Rappelons-nous aussi, que, bien que placé devant le fait accompli, le gouvernement d’Alger a dépêché dans les jours qui suivirent ce 9 septembre 1943, 108 soldats du 1er bataillon de choc entassés dans le valeureux sous-marin Casabianca parmi les magnifiques hommes d’équipage sous les ordres du glorieux Commandant L’Herminier. Souvenons-nous également des 5 200 autres soldats débarquant à Ajaccio entre le 15 et le 28 septembre 1943 : la 4ème division marocaine de montagne composée du 1er régiment de tirailleurs marocains, 2 escadrons du 4ème régiment de spahis marocains et le 3ème groupe du 69ème régiment d’artillerie algérien ainsi que les soldats du 2ème groupe de tabors marocains. Ils ont gagné le droit à la reconnaissance éternelle des Corses car ils se sont battus et beaucoup ont laissé leur vie pour notre terre qu’ils ne connaissaient pas et personne sur notre terre de Corse ne s’est préoccupé ni de leur origine, ni de leur croyance religieuse ! Nous n’oublierons jamais toutes celles et ceux qu’il est difficile d’évoquer, ne serait-ce que par leur nom tant le martyrologe de la Résistance Corse est long, morts sur leur terre corse ou dans d’autres contrées de France et d’Europe pour la liberté et pour un monde pacifique et juste.
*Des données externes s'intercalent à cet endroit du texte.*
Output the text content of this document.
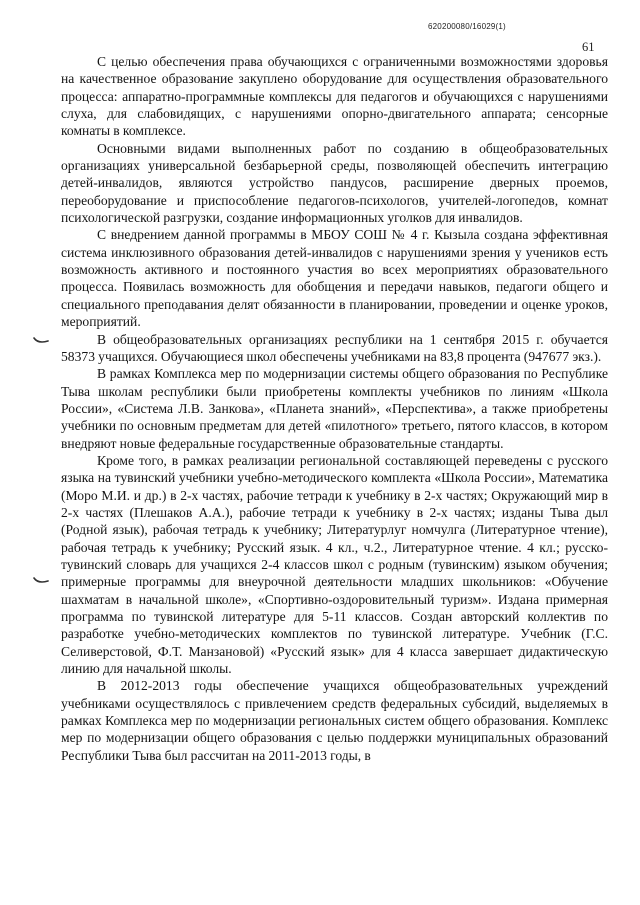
620200080/16029(1)
61

С целью обеспечения права обучающихся с ограниченными возможностями здоровья на качественное образование закуплено оборудование для осуществления образовательного процесса: аппаратно-программные комплексы для педагогов и обучающихся с нарушениями слуха, для слабовидящих, с нарушениями опорно-двигательного аппарата; сенсорные комнаты в комплексе.

Основными видами выполненных работ по созданию в общеобразовательных организациях универсальной безбарьерной среды, позволяющей обеспечить интеграцию детей-инвалидов, являются устройство пандусов, расширение дверных проемов, переоборудование и приспособление педагогов-психологов, учителей-логопедов, комнат психологической разгрузки, создание информационных уголков для инвалидов.

С внедрением данной программы в МБОУ СОШ № 4 г. Кызыла создана эффективная система инклюзивного образования детей-инвалидов с нарушениями зрения у учеников есть возможность активного и постоянного участия во всех мероприятиях образовательного процесса. Появилась возможность для обобщения и передачи навыков, педагоги общего и специального преподавания делят обязанности в планировании, проведении и оценке уроков, мероприятий.

В общеобразовательных организациях республики на 1 сентября 2015 г. обучается 58373 учащихся. Обучающиеся школ обеспечены учебниками на 83,8 процента (947677 экз.).

В рамках Комплекса мер по модернизации системы общего образования по Республике Тыва школам республики были приобретены комплекты учебников по линиям «Школа России», «Система Л.В. Занкова», «Планета знаний», «Перспектива», а также приобретены учебники по основным предметам для детей «пилотного» третьего, пятого классов, в котором внедряют новые федеральные государственные образовательные стандарты.

Кроме того, в рамках реализации региональной составляющей переведены с русского языка на тувинский учебники учебно-методического комплекта «Школа России», Математика (Моро М.И. и др.) в 2-х частях, рабочие тетради к учебнику в 2-х частях; Окружающий мир в 2-х частях (Плешаков А.А.), рабочие тетради к учебнику в 2-х частях; изданы Тыва дыл (Родной язык), рабочая тетрадь к учебнику; Литературлуг номчулга (Литературное чтение), рабочая тетрадь к учебнику; Русский язык. 4 кл., ч.2., Литературное чтение. 4 кл.; русско-тувинский словарь для учащихся 2-4 классов школ с родным (тувинским) языком обучения; примерные программы для внеурочной деятельности младших школьников: «Обучение шахматам в начальной школе», «Спортивно-оздоровительный туризм». Издана примерная программа по тувинской литературе для 5-11 классов. Создан авторский коллектив по разработке учебно-методических комплектов по тувинской литературе. Учебник (Г.С. Селиверстовой, Ф.Т. Манзановой) «Русский язык» для 4 класса завершает дидактическую линию для начальной школы.

В 2012-2013 годы обеспечение учащихся общеобразовательных учреждений учебниками осуществлялось с привлечением средств федеральных субсидий, выделяемых в рамках Комплекса мер по модернизации региональных систем общего образования. Комплекс мер по модернизации общего образования с целью поддержки муниципальных образований Республики Тыва был рассчитан на 2011-2013 годы, в
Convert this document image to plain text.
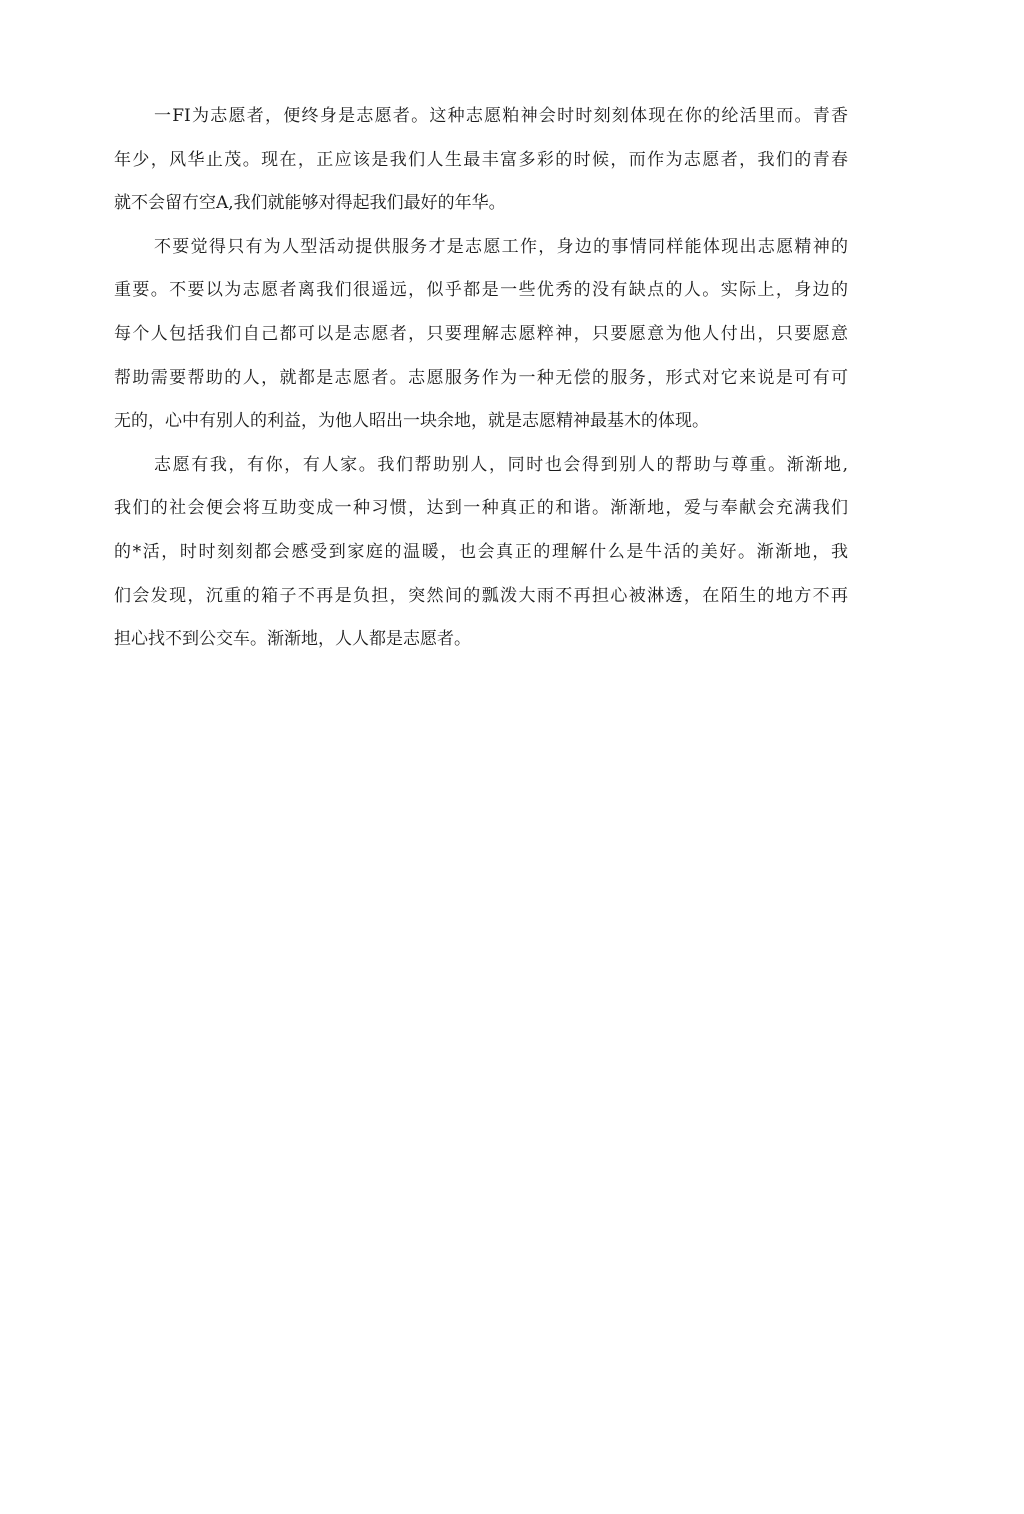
一FI为志愿者，便终身是志愿者。这种志愿粕神会时时刻刻体现在你的纶活里而。青香
年少，风华止茂。现在，正应该是我们人生最丰富多彩的时候，而作为志愿者，我们的青春
就不会留冇空A,我们就能够对得起我们最好的年华。
不要觉得只有为人型活动提供服务才是志愿工作，身边的事情同样能体现出志愿精神的
重要。不要以为志愿者离我们很遥远，似乎都是一些优秀的没有缺点的人。实际上，身边的
每个人包括我们自己都可以是志愿者，只要理解志愿粹神，只要愿意为他人付出，只要愿意
帮助需要帮助的人，就都是志愿者。志愿服务作为一种无偿的服务，形式对它来说是可有可
无的，心中有别人的利益，为他人昭出一块余地，就是志愿精神最基木的体现。
志愿有我，有你，有人家。我们帮助别人，同时也会得到别人的帮助与尊重。渐渐地,
我们的社会便会将互助变成一种习惯，达到一种真正的和谐。渐渐地，爱与奉献会充满我们
的*活，时时刻刻都会慼受到家庭的温暖，也会真正的理解什么是牛活的美好。渐渐地，我
们会发现，沉重的箱子不再是负担，突然间的瓢泼大雨不再担心被淋透，在陌生的地方不再
担心找不到公交车。渐渐地，人人都是志愿者。
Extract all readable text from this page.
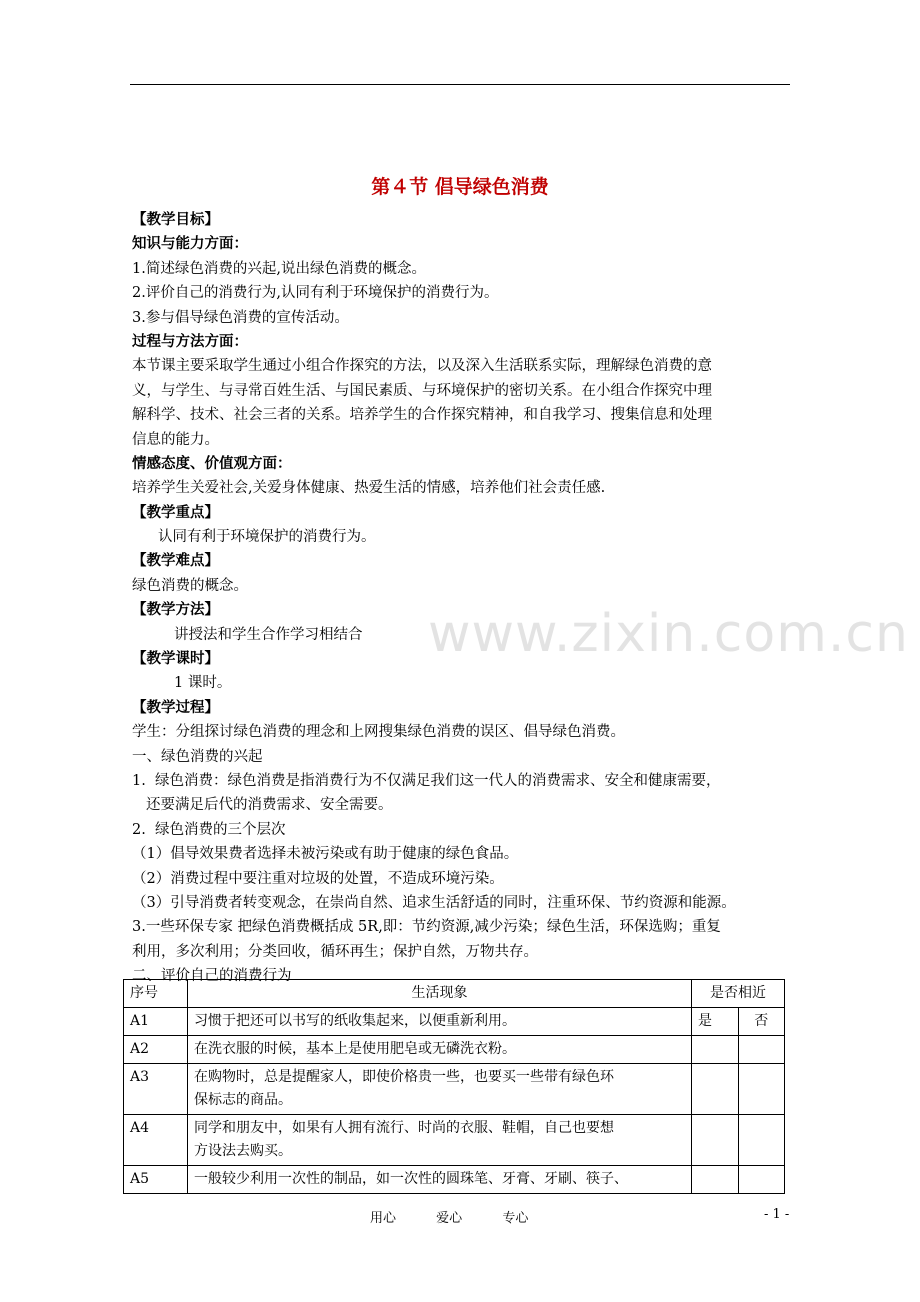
第４节 倡导绿色消费
www.zixin.com.cn
【教学目标】
知识与能力方面：
1.简述绿色消费的兴起,说出绿色消费的概念。
2.评价自己的消费行为,认同有利于环境保护的消费行为。
3.参与倡导绿色消费的宣传活动。
过程与方法方面：
本节课主要采取学生通过小组合作探究的方法，以及深入生活联系实际，理解绿色消费的意
义，与学生、与寻常百姓生活、与国民素质、与环境保护的密切关系。在小组合作探究中理
解科学、技术、社会三者的关系。培养学生的合作探究精神，和自我学习、搜集信息和处理
信息的能力。
情感态度、价值观方面：
培养学生关爱社会,关爱身体健康、热爱生活的情感，培养他们社会责任感.
【教学重点】
认同有利于环境保护的消费行为。
【教学难点】
绿色消费的概念。
【教学方法】
讲授法和学生合作学习相结合
【教学课时】
1 课时。
【教学过程】
学生：分组探讨绿色消费的理念和上网搜集绿色消费的误区、倡导绿色消费。
一、绿色消费的兴起
1.  绿色消费：绿色消费是指消费行为不仅满足我们这一代人的消费需求、安全和健康需要，
还要满足后代的消费需求、安全需要。
2.  绿色消费的三个层次
（1）倡导效果费者选择未被污染或有助于健康的绿色食品。
（2）消费过程中要注重对垃圾的处置，不造成环境污染。
（3）引导消费者转变观念，在崇尚自然、追求生活舒适的同时，注重环保、节约资源和能源。
3.一些环保专家 把绿色消费概括成 5R,即：节约资源,减少污染；绿色生活，环保选购；重复
利用，多次利用；分类回收，循环再生；保护自然，万物共存。
二、评价自己的消费行为
序号	生活现象	是否相近	

A1	习惯于把还可以书写的纸收集起来，以便重新利用。	是	否
A2	在洗衣服的时候，基本上是使用肥皂或无磷洗衣粉。		
A3	在购物时，总是提醒家人，即使价格贵一些，也要买一些带有绿色环
保标志的商品。		

A4	同学和朋友中，如果有人拥有流行、时尚的衣服、鞋帽，自己也要想
方设法去购买。		

A5	一般较少利用一次性的制品，如一次性的圆珠笔、牙膏、牙刷、筷子、		
用心	爱心	专心	- 1 -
Respectons leur mémoire non seulement en ces instants commémoratifs mais dans nos comportements quotidiens afin que reculent et disparaissent les nuées qui menacent chaque jour davantage notre planète et l’humanité, faisons rempart à la misère, à la violence, aux intégrismes, à la barbarie, au racisme, à la xénophobie et à l’exclusion.
Honneur et respect pour les combattants engagés ou tombés pour que notre île recouvre la liberté.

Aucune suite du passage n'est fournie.